The Private Attorney General must notify the Labor and Workforce Development Agency [„LWDA“] in detail concerning the nature of the proposed civil action, and the employer must be notified before suit with the opportunity to correct the alleged violations. If the LWDA declines to sue on the matter, and the employer does not present timely „cure“ of the violations or conditions, then the individual employee represented by private counsel may proceed on behalf of the State of California and the employees to collect the penalties. Labor Code Section 2699 defines a hefty penalty: for most employers the fine is $200.00 for each aggrieved employee for each pay period in which a violation occurred. There is a one-year statute of limitations from the date of the last violation in a series to collect penalties. 26 pay-periods times $200 = $5,000 per year per employee X 2000 employees =$10,400,000.00.

The Technical Issues Related to a PAGA Case.

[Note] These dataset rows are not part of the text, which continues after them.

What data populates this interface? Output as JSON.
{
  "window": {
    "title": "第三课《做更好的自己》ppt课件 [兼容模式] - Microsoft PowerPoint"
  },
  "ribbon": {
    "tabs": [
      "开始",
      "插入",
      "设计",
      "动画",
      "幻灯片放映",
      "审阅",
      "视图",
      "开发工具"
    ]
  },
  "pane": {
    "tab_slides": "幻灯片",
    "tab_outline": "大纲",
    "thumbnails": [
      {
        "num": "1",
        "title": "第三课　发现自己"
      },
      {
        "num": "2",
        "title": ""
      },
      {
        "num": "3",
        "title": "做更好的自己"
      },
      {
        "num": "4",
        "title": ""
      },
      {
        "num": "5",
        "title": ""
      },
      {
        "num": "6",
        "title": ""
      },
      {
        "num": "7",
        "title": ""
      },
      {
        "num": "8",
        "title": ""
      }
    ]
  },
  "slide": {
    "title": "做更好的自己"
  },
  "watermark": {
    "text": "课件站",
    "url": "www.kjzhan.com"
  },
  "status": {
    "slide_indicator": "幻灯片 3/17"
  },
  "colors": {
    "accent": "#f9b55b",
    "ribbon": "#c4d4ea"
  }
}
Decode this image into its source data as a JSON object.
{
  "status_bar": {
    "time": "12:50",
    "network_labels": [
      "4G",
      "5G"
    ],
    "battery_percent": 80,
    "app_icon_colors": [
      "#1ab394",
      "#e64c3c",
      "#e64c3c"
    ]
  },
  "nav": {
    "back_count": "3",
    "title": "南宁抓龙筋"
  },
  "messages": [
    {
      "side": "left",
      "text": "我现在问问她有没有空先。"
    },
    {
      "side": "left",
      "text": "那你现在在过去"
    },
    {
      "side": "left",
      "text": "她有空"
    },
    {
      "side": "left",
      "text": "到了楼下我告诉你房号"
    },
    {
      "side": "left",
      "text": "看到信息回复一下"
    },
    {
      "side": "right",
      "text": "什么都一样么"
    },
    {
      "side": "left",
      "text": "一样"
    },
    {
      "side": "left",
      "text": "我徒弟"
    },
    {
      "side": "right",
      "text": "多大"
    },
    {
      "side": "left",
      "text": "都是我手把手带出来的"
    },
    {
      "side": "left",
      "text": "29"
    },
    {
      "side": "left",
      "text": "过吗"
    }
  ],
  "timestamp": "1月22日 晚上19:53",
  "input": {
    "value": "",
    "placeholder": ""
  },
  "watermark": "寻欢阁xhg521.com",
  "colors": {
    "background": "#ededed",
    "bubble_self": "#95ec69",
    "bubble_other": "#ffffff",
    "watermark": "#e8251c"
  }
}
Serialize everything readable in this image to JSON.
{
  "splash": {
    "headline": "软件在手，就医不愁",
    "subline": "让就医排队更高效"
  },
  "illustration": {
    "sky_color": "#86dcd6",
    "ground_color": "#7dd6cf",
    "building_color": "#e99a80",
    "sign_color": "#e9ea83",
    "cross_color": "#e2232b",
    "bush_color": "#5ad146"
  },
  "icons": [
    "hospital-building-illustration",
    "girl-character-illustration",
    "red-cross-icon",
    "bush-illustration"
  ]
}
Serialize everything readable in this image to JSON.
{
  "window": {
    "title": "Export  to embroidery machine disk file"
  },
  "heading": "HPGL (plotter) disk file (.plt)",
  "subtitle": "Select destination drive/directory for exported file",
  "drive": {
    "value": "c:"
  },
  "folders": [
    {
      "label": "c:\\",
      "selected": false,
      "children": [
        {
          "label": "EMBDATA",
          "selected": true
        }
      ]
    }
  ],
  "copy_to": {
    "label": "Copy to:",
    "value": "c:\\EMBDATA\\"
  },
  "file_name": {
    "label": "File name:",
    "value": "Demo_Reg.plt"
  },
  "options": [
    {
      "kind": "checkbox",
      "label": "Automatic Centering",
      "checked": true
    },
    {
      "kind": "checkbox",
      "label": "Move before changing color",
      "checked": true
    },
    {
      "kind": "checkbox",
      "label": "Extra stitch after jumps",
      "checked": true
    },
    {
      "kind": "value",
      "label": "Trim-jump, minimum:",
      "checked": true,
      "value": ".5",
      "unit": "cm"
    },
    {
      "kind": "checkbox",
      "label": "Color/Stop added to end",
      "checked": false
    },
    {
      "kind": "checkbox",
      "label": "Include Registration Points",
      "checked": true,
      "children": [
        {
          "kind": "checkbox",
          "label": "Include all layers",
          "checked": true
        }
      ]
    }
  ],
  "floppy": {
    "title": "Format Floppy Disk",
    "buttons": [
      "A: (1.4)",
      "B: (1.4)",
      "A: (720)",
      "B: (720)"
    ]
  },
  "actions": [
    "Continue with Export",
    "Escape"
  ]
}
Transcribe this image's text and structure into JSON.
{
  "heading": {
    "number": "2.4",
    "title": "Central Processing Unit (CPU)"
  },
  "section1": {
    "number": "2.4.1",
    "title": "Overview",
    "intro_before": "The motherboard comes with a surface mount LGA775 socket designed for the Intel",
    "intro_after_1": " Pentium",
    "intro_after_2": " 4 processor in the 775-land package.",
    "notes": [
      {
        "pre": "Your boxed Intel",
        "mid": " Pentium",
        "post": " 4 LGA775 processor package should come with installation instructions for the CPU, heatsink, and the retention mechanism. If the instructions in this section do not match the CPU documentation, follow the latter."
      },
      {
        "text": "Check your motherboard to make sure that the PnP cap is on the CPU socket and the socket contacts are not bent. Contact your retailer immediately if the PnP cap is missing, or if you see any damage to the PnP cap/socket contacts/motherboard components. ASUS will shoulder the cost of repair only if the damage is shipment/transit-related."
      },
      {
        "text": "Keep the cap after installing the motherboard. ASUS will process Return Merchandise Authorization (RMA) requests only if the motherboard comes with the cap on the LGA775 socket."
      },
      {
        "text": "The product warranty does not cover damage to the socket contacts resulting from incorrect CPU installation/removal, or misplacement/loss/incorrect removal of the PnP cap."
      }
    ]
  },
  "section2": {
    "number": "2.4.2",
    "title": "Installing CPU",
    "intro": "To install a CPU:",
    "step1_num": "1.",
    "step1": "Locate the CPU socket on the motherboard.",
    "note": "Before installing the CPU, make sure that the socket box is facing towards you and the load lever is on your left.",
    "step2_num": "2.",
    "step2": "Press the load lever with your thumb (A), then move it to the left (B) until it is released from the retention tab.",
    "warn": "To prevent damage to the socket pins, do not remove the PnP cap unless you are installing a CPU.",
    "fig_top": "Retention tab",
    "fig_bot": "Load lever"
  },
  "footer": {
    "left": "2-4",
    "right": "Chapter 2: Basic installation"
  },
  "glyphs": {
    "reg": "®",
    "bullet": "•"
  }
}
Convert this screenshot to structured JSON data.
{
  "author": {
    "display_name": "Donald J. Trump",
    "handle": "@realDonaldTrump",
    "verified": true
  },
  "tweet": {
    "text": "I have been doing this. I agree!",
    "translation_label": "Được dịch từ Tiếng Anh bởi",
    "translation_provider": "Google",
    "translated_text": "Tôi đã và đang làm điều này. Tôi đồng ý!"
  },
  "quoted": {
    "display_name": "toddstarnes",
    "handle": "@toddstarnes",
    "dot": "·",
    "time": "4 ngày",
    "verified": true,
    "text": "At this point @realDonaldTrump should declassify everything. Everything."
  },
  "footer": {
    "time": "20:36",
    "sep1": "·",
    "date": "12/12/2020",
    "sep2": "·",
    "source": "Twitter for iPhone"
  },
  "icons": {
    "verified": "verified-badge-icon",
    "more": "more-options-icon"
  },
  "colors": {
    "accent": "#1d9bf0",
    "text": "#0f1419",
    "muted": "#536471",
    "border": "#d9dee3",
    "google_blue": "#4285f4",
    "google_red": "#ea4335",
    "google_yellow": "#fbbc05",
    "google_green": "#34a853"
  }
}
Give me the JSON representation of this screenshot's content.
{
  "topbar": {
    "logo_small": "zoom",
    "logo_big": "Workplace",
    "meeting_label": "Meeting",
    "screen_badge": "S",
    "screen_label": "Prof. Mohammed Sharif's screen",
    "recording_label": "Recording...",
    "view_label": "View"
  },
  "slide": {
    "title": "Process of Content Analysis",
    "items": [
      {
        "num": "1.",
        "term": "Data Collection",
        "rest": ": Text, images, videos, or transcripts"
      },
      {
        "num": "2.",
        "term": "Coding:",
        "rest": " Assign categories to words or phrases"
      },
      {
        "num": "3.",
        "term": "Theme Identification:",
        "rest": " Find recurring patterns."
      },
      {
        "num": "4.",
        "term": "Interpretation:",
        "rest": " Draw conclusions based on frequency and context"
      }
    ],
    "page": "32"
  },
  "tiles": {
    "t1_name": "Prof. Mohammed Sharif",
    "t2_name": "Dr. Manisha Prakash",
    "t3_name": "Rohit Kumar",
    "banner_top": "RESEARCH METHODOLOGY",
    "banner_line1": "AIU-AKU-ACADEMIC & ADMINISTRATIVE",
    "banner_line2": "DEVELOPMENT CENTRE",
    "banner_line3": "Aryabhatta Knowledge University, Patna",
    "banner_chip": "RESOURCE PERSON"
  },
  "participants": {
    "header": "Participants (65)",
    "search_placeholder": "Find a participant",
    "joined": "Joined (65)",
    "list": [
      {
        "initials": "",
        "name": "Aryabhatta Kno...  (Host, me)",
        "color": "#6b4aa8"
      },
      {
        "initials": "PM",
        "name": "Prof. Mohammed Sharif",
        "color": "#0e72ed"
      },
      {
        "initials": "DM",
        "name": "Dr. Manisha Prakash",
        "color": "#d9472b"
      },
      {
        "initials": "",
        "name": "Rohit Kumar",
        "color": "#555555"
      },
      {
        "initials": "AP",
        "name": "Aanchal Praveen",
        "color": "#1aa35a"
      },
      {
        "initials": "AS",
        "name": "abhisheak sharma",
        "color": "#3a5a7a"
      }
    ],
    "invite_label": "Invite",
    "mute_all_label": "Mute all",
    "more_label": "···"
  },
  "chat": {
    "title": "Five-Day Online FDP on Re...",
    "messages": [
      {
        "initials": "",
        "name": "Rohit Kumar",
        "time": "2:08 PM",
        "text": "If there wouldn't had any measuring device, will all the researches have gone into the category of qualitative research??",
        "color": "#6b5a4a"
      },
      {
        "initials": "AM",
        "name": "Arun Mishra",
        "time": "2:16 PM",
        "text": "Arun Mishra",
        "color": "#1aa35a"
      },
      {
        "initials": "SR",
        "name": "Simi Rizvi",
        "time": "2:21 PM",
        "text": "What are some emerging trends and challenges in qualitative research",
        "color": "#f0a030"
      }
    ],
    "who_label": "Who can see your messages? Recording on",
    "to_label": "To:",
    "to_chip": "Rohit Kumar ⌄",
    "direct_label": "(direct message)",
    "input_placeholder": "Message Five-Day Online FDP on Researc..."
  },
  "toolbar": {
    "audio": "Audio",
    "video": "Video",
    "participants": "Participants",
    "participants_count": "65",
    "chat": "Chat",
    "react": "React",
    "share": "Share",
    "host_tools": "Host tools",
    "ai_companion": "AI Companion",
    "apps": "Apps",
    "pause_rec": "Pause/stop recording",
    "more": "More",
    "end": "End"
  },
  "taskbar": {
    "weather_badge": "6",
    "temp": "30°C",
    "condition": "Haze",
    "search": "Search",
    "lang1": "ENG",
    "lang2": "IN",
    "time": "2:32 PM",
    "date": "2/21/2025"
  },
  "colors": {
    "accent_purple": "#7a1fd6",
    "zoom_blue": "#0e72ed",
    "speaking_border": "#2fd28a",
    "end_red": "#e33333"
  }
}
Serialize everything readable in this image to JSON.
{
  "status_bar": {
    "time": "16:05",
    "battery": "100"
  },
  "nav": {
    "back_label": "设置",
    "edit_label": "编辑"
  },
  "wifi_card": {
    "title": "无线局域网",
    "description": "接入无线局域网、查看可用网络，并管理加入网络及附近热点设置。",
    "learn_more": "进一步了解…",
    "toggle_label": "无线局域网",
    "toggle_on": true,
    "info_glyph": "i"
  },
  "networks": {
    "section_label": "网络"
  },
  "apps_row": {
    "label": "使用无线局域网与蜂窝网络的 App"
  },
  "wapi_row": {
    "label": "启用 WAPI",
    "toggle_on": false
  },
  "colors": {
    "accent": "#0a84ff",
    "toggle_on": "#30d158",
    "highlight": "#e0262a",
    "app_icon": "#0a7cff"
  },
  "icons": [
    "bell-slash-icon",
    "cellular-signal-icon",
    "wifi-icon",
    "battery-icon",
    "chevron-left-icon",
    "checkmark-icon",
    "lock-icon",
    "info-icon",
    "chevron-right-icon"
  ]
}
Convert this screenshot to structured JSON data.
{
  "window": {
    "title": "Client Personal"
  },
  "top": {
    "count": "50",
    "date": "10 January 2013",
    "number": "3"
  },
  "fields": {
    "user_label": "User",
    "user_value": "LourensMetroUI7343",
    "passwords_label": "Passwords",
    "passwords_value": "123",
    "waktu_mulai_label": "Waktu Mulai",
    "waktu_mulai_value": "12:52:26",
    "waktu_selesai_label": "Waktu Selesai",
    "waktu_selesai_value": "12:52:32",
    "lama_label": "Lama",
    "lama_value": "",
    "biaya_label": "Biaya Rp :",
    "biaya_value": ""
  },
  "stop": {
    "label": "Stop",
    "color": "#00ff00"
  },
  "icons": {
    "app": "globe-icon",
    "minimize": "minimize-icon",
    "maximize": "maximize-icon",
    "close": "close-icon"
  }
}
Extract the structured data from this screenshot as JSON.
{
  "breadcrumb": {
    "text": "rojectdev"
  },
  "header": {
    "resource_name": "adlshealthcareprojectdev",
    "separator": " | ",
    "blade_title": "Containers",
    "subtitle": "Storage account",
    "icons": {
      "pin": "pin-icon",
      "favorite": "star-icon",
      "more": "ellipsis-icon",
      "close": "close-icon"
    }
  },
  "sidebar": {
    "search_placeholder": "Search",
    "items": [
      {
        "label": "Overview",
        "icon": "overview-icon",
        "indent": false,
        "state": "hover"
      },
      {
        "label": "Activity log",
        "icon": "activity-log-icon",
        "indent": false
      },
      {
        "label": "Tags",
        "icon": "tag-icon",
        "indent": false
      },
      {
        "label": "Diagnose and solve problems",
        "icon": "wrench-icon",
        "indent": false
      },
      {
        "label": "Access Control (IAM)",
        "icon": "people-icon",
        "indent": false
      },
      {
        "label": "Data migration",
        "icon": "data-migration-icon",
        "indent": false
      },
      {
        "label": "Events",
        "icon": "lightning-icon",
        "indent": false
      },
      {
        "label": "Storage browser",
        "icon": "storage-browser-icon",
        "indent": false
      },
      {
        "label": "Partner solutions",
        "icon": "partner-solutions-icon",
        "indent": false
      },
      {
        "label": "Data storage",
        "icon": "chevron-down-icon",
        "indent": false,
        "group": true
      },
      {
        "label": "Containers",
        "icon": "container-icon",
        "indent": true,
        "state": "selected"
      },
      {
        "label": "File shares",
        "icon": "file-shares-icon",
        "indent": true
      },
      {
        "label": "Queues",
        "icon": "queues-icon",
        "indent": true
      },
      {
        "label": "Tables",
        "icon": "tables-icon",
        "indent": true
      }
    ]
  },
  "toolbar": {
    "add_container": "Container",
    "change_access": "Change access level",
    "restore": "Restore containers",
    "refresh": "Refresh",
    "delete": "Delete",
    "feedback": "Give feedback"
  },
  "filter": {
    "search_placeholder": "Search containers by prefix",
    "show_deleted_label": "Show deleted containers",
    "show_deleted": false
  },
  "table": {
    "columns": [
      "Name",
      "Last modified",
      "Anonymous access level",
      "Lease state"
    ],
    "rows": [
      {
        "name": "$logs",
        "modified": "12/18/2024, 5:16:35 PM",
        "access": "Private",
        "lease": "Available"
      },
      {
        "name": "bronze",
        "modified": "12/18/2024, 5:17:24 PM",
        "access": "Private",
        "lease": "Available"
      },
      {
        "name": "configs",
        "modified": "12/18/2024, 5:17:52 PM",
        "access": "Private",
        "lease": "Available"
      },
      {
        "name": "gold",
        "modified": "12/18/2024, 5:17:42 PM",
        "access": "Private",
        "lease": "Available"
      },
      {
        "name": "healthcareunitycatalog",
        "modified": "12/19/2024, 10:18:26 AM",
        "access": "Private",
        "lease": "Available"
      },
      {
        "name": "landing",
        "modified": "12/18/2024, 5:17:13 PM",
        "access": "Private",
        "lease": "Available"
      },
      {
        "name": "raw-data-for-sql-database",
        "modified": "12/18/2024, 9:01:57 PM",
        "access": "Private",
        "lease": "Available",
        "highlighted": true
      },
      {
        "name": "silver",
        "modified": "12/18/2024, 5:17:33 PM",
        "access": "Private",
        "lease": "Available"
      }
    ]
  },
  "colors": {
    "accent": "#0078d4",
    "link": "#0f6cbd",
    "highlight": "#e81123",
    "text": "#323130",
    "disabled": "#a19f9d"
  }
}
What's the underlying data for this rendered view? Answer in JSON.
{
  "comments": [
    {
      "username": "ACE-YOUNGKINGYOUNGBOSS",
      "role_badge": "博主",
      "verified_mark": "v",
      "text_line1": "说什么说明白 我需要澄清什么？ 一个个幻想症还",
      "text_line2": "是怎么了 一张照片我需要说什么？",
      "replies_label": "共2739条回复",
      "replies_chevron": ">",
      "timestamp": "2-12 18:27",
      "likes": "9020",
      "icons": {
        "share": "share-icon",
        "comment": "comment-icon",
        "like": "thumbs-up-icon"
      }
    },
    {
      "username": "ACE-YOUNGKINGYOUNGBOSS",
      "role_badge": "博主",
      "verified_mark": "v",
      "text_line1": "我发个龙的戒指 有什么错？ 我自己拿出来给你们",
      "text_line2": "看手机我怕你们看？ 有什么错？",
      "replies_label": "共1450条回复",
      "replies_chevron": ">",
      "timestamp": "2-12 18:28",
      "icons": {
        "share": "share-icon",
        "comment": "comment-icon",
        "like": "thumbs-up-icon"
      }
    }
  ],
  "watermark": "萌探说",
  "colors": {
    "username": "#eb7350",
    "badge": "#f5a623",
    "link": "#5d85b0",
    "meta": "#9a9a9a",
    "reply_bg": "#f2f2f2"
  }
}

Multiple questions have been raised by defendant Employers and the Courts concerning the interpretation and future of PAGA. Some of the more pressing ones:

  1. Does PAGA have to meet class certification requirements applicable to the standard Class Action case.
  2. Can Courts require a PAGA employee named in the action to go to arbitration to determine the merits of his individual action to determine if he is a typical representative of the issues to be addressed in the PAGA case. [Undecided by a Court of Appeal, but Trial Courts are in fact „managing“ PAGA cases this way.]
  3. How much discovery is required at what stage of a PAGA case for a court to determine the scope of the PAGA claims? [It appears that the Courts are following the trend begun in class action certification motions to include evidence obtained in an individual arbitration proceeding to determine the probable merits of the claims, but there has been no appellate decision published on this question as yet.] Discovery will be accelerated on the individual claim to meet the burden of proving that claim in Arbitration.
  4. What is the effect of the 2015 California Supreme Court decision [Valencia] on the future of PAGA cases? If the Federal Arbitration Act applies to require an individual to arbitrate his individual claim and to waive class action participation, does that same pre-emption by federal law apply to a PAGA case? Employees argue not: that it is the State of California, and not the employee, who is represented by the „Private Attorney General.“
  5. What is the standard of proof for PAGA damages when each employee may have been damaged somewhat differently, but within a probable range of minimum to maximum loss? The answer has been given in the „Duran“ case. Statistical evidence is admissible to arrive at an acceptable probable amount of damages despite individual employee variations if the probable number is arrived at an expert following generally accepted statistical methods with adequate sampling. Whatever the method adopted by the Court, it must allow the Defendant fair opportunity to attack the methods used or the sampling relied upon by the employees.

Conclusion

Busy Body will have a busy time in Court. The list of its employee rights violations is long: unpaid mobile phone expenses; wrongful assessment of employee penalties to reduce wage payments, failure to reimburse uniform laundry expenses, unpaid expenses for supplies needed to do the work; unpaid travel expenses, failure to deduct and itemize tips and taxes withheld; unpaid work hours for mandatory training. Each of these violations carries penalties set by statute, and if fully assessed against Busy-Body, will result in tens of millions of dollars in damages if the Court allows the case to proceed as a PAGA case, or if the case qualifies as a class action unrestricted by an arbitration agreement. The freedom to proceed with a PAGA case is under attack by the employer community. To the extent the courts are inclined to impose class action case management tools in a PAGA case, the freedom to proceed subject only to the PAGA notification requirements seems at risk currently. Still, Melinda and Busy-Body may well have a complex and costly battle that will end with millions paid or lost. Melinda herself will proceed on her own case for wrongful termination because of retaliation when she opposed some of these illegal practices.